As a grown man, you are supposed to be over all of those shameful moments from your youth. You know; those ones that still haunt you and still affect your behavior years later.
I’ve got a friend who refuses to take his shirt off around other people. He’s a big, muscular guy, but in his head he’s fat and he’s convinced everyone will laugh at him. All of this because a kid laughed at him at the swimming pool in fourth grade.
My moment came in eighth grade. In seventh grade my dad bought me Chuck Taylor Converse All-Stars for junior high basketball. I’m talking the old 60’s style shoes. Everybody laughed at me. There was nothing I could do about it. The next year, I asked for something different. He agreed, as long as they didn’t cost any more than the Converse.
I found a pair of LA Gear basketball shoes. Same price, much cooler. He agreed and on the first day of ball practice I walked down the hall with my head high, trying not to grin.
It was one of the more horrific days of my youth. It’s one thing to get laughed at for not being cool. I get that. But they tormented me for daring to try to be cool. I learned that day that trying to fit in was far more dangerous than just staying “uncool”.

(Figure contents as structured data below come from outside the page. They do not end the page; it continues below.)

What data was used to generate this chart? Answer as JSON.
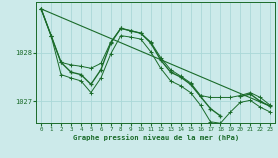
{
  "xlabel": "Graphe pression niveau de la mer (hPa)",
  "background_color": "#cceaea",
  "grid_color": "#aad8d8",
  "line_color": "#1a6b2a",
  "xlim": [
    -0.5,
    23.5
  ],
  "ylim": [
    1026.55,
    1029.05
  ],
  "yticks": [
    1027,
    1028
  ],
  "xticks": [
    0,
    1,
    2,
    3,
    4,
    5,
    6,
    7,
    8,
    9,
    10,
    11,
    12,
    13,
    14,
    15,
    16,
    17,
    18,
    19,
    20,
    21,
    22,
    23
  ],
  "hours": [
    0,
    1,
    2,
    3,
    4,
    5,
    6,
    7,
    8,
    9,
    10,
    11,
    12,
    13,
    14,
    15,
    16,
    17,
    18,
    19,
    20,
    21,
    22,
    23
  ],
  "line_main": [
    1028.9,
    1028.35,
    1027.8,
    1027.6,
    1027.55,
    1027.35,
    1027.65,
    1028.2,
    1028.5,
    1028.45,
    1028.4,
    1028.2,
    1027.85,
    1027.6,
    1027.5,
    1027.35,
    1027.1,
    1026.85,
    1026.7,
    null,
    1027.1,
    1027.15,
    1027.0,
    1026.9
  ],
  "line_max": [
    1028.9,
    1028.35,
    1027.8,
    1027.75,
    1027.72,
    1027.68,
    1027.78,
    1028.22,
    1028.5,
    1028.45,
    1028.4,
    1028.22,
    1027.9,
    1027.65,
    1027.52,
    1027.38,
    1027.12,
    1027.08,
    1027.08,
    1027.08,
    1027.12,
    1027.18,
    1027.08,
    1026.92
  ],
  "line_min": [
    1028.9,
    1028.35,
    1027.55,
    1027.48,
    1027.42,
    1027.18,
    1027.48,
    1027.98,
    1028.35,
    1028.32,
    1028.28,
    1028.02,
    1027.68,
    1027.42,
    1027.32,
    1027.18,
    1026.92,
    1026.58,
    1026.55,
    1026.78,
    1026.98,
    1027.02,
    1026.88,
    1026.78
  ],
  "line_trend_x": [
    0,
    23
  ],
  "line_trend_y": [
    1028.9,
    1026.9
  ]
}
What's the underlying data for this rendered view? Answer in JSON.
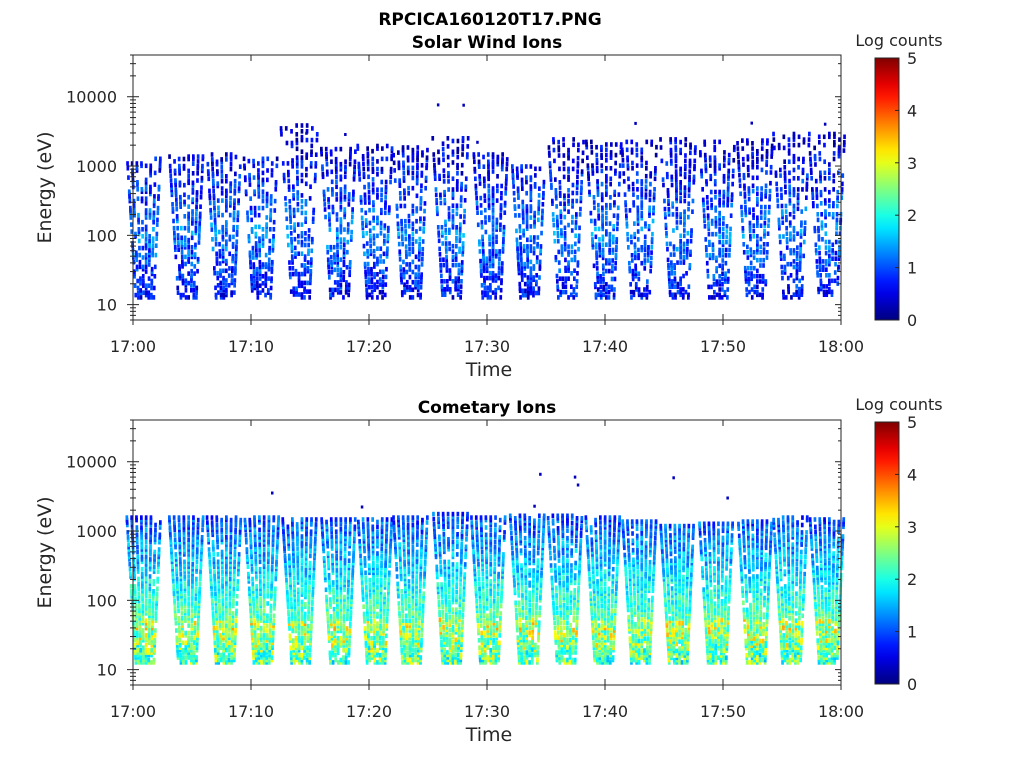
{
  "figure_title": "RPCICA160120T17.PNG",
  "chart_data": [
    {
      "type": "heatmap",
      "title": "Solar Wind Ions",
      "xlabel": "Time",
      "ylabel": "Energy (eV)",
      "y_scale": "log",
      "ylim": [
        6,
        40000
      ],
      "y_ticks": [
        10,
        100,
        1000,
        10000
      ],
      "y_tick_labels": [
        "10",
        "100",
        "1000",
        "10000"
      ],
      "x_ticks": [
        "17:00",
        "17:10",
        "17:20",
        "17:30",
        "17:40",
        "17:50",
        "18:00"
      ],
      "xlim_minutes": [
        0,
        60
      ],
      "colorbar": {
        "label": "Log counts",
        "min": 0,
        "max": 5,
        "ticks": [
          "0",
          "1",
          "2",
          "3",
          "4",
          "5"
        ],
        "colormap": "jet"
      },
      "sweep_minutes": [
        1.0,
        4.6,
        7.8,
        10.9,
        14.2,
        17.5,
        20.6,
        23.6,
        27.0,
        30.4,
        33.6,
        36.8,
        40.0,
        43.0,
        46.3,
        49.6,
        52.8,
        55.9,
        58.9
      ],
      "sweep_max_energy_eV": [
        1300,
        1400,
        1500,
        1300,
        4000,
        1800,
        2000,
        1900,
        2600,
        1500,
        1000,
        2500,
        2300,
        2300,
        2500,
        2300,
        2400,
        3000,
        3000
      ],
      "energy_peak_eV": 100,
      "counts_level": 1.2
    },
    {
      "type": "heatmap",
      "title": "Cometary Ions",
      "xlabel": "Time",
      "ylabel": "Energy (eV)",
      "y_scale": "log",
      "ylim": [
        6,
        40000
      ],
      "y_ticks": [
        10,
        100,
        1000,
        10000
      ],
      "y_tick_labels": [
        "10",
        "100",
        "1000",
        "10000"
      ],
      "x_ticks": [
        "17:00",
        "17:10",
        "17:20",
        "17:30",
        "17:40",
        "17:50",
        "18:00"
      ],
      "xlim_minutes": [
        0,
        60
      ],
      "colorbar": {
        "label": "Log counts",
        "min": 0,
        "max": 5,
        "ticks": [
          "0",
          "1",
          "2",
          "3",
          "4",
          "5"
        ],
        "colormap": "jet"
      },
      "sweep_minutes": [
        1.0,
        4.6,
        7.8,
        11.0,
        14.2,
        17.5,
        20.6,
        23.6,
        27.0,
        30.2,
        33.5,
        36.7,
        39.9,
        43.0,
        46.2,
        49.5,
        52.8,
        55.8,
        58.9
      ],
      "sweep_max_energy_eV": [
        1600,
        1600,
        1600,
        1600,
        1500,
        1500,
        1500,
        1600,
        1800,
        1600,
        1700,
        1700,
        1600,
        1400,
        1200,
        1300,
        1400,
        1600,
        1500
      ],
      "energy_peak_eV": 40,
      "counts_level": 2.4
    }
  ]
}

That was one of the experiences that let me to maintain a wardrobe of blue jeans and grey t-shirts. I dressed this way all through college and on into marriage. It’s hard to criticize a guy for daring to wear grey.
So you can imagine what an amazing image I projected. Boring. Predictable. Nothing to catch your eye. Safe.

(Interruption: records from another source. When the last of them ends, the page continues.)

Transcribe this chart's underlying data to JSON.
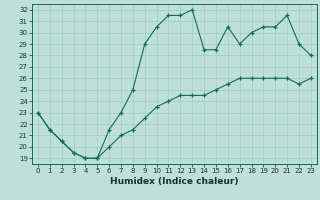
{
  "xlabel": "Humidex (Indice chaleur)",
  "bg_color": "#bde0d8",
  "line_color": "#1a6858",
  "grid_color": "#9dccc4",
  "xlim": [
    -0.5,
    23.5
  ],
  "ylim": [
    18.5,
    32.5
  ],
  "xticks": [
    0,
    1,
    2,
    3,
    4,
    5,
    6,
    7,
    8,
    9,
    10,
    11,
    12,
    13,
    14,
    15,
    16,
    17,
    18,
    19,
    20,
    21,
    22,
    23
  ],
  "yticks": [
    19,
    20,
    21,
    22,
    23,
    24,
    25,
    26,
    27,
    28,
    29,
    30,
    31,
    32
  ],
  "line1_x": [
    0,
    1,
    2,
    3,
    4,
    5,
    6,
    7,
    8,
    9,
    10,
    11,
    12,
    13,
    14,
    15,
    16,
    17,
    18,
    19,
    20,
    21,
    22,
    23
  ],
  "line1_y": [
    23,
    21.5,
    20.5,
    19.5,
    19.0,
    19.0,
    20.0,
    21.0,
    21.5,
    22.5,
    23.5,
    24.0,
    24.5,
    24.5,
    24.5,
    25.0,
    25.5,
    26.0,
    26.0,
    26.0,
    26.0,
    26.0,
    25.5,
    26.0
  ],
  "line2_x": [
    0,
    1,
    2,
    3,
    4,
    5,
    6,
    7,
    8,
    9,
    10,
    11,
    12,
    13,
    14,
    15,
    16,
    17,
    18,
    19,
    20,
    21,
    22,
    23
  ],
  "line2_y": [
    23,
    21.5,
    20.5,
    19.5,
    19.0,
    19.0,
    21.5,
    23.0,
    25.0,
    29.0,
    30.5,
    31.5,
    31.5,
    32.0,
    28.5,
    28.5,
    30.5,
    29.0,
    30.0,
    30.5,
    30.5,
    31.5,
    29.0,
    28.0
  ]
}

Would Big Dick wear grey? Nope. How would I handle this situation if I was the one in a position of strength? I would present the best image of myself that I could. I would wear clothes that look good on me.
Whose eye am I trying to catch? My wife’s for one. She needs to feel good about being out in public with me. She needs to see an attractive guy getting ready for work in the morning or getting ready for a night on the town. It’s a strange thing, I get more sex when my wife finds me attractive. Go figure.
But guess what? She isn’t the only one looking.
I was walking down the hallway at church last Wednesday night and a friend stopped me in mid-stride. I’ve known her since college and she’s married to the youth pastor. I’m walking along and hear, “Hey”, so I stop. She looks at me, smiles, and says, “What happened to grey t-shirt man?”
I laughed, “Grey t-shirt man is no more.”
She smiles again, “That is the brightest shirt I’ve ever seen you wear. It looks really good on you.”
I explained that the grey t-shirt look was fine when I was a broke college kid, but at 35, it was time to grow up. She smiles and nods and we go our separate ways.
My wife wasn’t there, so I told her the story afterwards. This lady is a sweetheart, but not much to look at physically so my wife wasn’t concerned. We did have the conversation later though about how she would have reacted if it had been an attractive woman who approached me like that. She is working on coming to terms with that prospect.
I’m not doing this to attract other women. I’m doing it to attract her. But we both understand that other women seeing me, and sometimes reacting to me, is inevitable. It helps that my wife is very attractive and she feels secure in our relationship.
I will admit, I’m out of my comfort zone with the new wardrobe change. It’s a necessary change I need to make, if for no other reason than the fact that it stretches my comfort zone. One of the promises I made myself is that I would face the things that make me uncomfortable. Being more daring with the clothing takes me all the way back to that hallway in eighth grade and that scares me just a little bit.
But that is what Big Dick living is all about, overcoming our insecurities and reaping the benefits. Like lots of sex with my wife.